Merve Kavakci, despite all pressure from the government, entered parliament wearing hijab but was not allowed to take her oath. A few days later, the government used the pretext that she had become a US citizen without the prior ‘approval’ of the authorities, to suspend her parliamentary membership.

No specific rules exist in Turkey pertaining to dual citizenship and parliamentary membership. Sister Kavakci was suspended from parliament by an order of the president until the Constitutional Court decides her case. She accuses the government of interfering with her political, social and religious rights.

The Penal Code of Turkey, a mixture of Swiss civil code, Italian criminal code and German commercial code was framed in the 1930s to replace the old Ottoman legal system. The Turkish penal code, designed to promote secularism in Turkey, has been defended in all the three constitutions of Turkey, 1924, 1961, and 1982. Secularism is considered the most prominent element of the Turkish ‘revolutionary ideological perspective’, better known as Kemalism.
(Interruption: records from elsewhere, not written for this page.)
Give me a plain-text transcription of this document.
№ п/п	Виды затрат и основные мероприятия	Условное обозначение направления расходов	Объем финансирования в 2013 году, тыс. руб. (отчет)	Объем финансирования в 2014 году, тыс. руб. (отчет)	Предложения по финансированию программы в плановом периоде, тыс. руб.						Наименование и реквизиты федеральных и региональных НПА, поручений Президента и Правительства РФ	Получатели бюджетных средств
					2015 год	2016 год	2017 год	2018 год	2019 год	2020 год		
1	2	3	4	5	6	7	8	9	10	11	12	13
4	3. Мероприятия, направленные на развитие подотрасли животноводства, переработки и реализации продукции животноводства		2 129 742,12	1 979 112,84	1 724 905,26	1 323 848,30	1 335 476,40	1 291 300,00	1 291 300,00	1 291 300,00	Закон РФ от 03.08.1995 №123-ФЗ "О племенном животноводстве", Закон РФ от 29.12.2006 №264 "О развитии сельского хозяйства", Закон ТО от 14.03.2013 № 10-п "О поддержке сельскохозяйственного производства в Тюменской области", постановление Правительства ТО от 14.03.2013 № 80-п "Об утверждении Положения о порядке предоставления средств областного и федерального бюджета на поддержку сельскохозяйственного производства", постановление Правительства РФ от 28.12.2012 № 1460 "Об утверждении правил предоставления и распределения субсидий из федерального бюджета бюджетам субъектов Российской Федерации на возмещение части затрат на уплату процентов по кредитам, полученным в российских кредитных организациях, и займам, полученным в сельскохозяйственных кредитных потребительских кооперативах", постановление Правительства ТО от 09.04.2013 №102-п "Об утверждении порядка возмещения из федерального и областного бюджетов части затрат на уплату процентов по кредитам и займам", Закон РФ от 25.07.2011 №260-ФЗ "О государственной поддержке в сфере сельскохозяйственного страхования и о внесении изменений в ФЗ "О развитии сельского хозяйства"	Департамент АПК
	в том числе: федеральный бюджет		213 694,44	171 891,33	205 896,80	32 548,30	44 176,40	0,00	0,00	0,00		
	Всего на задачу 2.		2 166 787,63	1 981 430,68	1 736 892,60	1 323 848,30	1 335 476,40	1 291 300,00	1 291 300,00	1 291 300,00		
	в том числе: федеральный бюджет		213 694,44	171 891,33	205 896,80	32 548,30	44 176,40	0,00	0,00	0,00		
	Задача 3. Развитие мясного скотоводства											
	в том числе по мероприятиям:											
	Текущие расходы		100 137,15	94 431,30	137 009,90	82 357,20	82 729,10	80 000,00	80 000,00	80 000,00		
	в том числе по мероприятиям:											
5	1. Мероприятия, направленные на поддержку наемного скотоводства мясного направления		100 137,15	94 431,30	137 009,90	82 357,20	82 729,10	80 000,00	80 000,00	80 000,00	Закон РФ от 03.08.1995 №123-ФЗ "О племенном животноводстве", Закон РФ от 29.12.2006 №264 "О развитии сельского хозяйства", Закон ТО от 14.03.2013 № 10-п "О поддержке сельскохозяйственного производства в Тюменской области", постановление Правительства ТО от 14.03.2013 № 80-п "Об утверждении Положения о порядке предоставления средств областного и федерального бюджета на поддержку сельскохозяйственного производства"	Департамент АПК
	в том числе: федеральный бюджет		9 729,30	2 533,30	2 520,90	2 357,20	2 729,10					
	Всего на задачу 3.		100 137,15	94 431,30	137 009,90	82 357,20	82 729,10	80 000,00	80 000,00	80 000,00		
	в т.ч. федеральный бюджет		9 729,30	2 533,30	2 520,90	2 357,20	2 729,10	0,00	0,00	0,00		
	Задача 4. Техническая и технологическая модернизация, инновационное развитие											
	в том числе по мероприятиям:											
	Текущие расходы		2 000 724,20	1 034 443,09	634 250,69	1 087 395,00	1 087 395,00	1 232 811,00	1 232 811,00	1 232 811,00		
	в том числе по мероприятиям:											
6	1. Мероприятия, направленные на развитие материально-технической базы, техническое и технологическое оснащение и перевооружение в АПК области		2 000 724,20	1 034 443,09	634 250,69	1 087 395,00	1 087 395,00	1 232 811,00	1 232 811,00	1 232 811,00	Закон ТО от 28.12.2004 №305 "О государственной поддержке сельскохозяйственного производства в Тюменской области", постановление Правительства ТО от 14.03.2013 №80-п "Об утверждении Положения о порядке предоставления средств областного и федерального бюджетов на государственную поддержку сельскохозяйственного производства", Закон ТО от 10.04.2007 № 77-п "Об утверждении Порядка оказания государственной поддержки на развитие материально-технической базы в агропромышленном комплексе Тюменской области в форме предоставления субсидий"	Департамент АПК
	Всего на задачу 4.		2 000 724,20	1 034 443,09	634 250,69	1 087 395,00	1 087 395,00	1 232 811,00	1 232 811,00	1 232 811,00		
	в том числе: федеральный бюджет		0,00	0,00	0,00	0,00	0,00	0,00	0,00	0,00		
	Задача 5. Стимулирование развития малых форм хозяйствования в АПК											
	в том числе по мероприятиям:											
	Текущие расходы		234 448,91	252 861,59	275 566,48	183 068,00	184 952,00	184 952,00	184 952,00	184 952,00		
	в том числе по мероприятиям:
The six principles of Kemalism - republicanism, statism, secularism, nationalism, etatism, and populism - were incorporated in the 1924 Constitution. But Kemal, founder of the Turkish republic, did not seek to impose the reforms at once, fearing public resistance. Instead, the principles were adopted gradually during the 10-year period from 1926 to 1936. The Assembly then had only one political party, Kemal’s People’s Republican Party, which held an absolute majority.

The major amendments in the 1924 constitution to support secularism were: the banning of religious propaganda for political purposes (1926); ban on the teaching of Arabic and Persian in schools, and the removal of Islam as the state religion (1928); the ban of the adhan in Arabic (1933), which was lifted by Adnan Menderes’s government in 1950; a change in the Turkish alphabet from Arabic to Latin script (1928); ban on religious titles in 1934; replacement of Friday as weekly holiday, and so on. Article 2 of the 1921 constitution specified Islam as the official religion.

In the 1961 constitution, two principles - etatism and populism - were dropped. The present constitution of 1982 supports the principle of secularism. This needs the additional crutch of the Turkish penal code. An amendment must have the support of a two-thirds majority in parliament. Since 1961 no political party has enjoyed such support,, so secularism is remains entrenched in the constitution. However, its best guarantee comes from the military. The 1982 Constitution added a 15-member Constitutional Council which is empowered to review the constitutionality of laws considered contrary to secularism.

The Council can even ban a political party in power if it is found to be anti-secular; and office-holders can be disqualified from office if judged to have violated secularism. The Fazilat party is a successor to the Refah Party founded by Necmettin Erbakan in 1983, which assumed power in 1995 in coalition with Tansu Ciller’s Dogru Yol Party. Refah was banned in 1997 and a several members, including Erbakan, were banned from politics.

The party renamed itself Fazilat to continue in politics. The Merve Kavakci case is being used to reinforce Turkey’s secularism, and to ward off any challenge, however mild, to its dogma. No matter what the government says it is doing to promote democracy, the fact is that banning the wearing of hijab by an elected member of parliament has exposed the ugly face of politics in secular Turkey.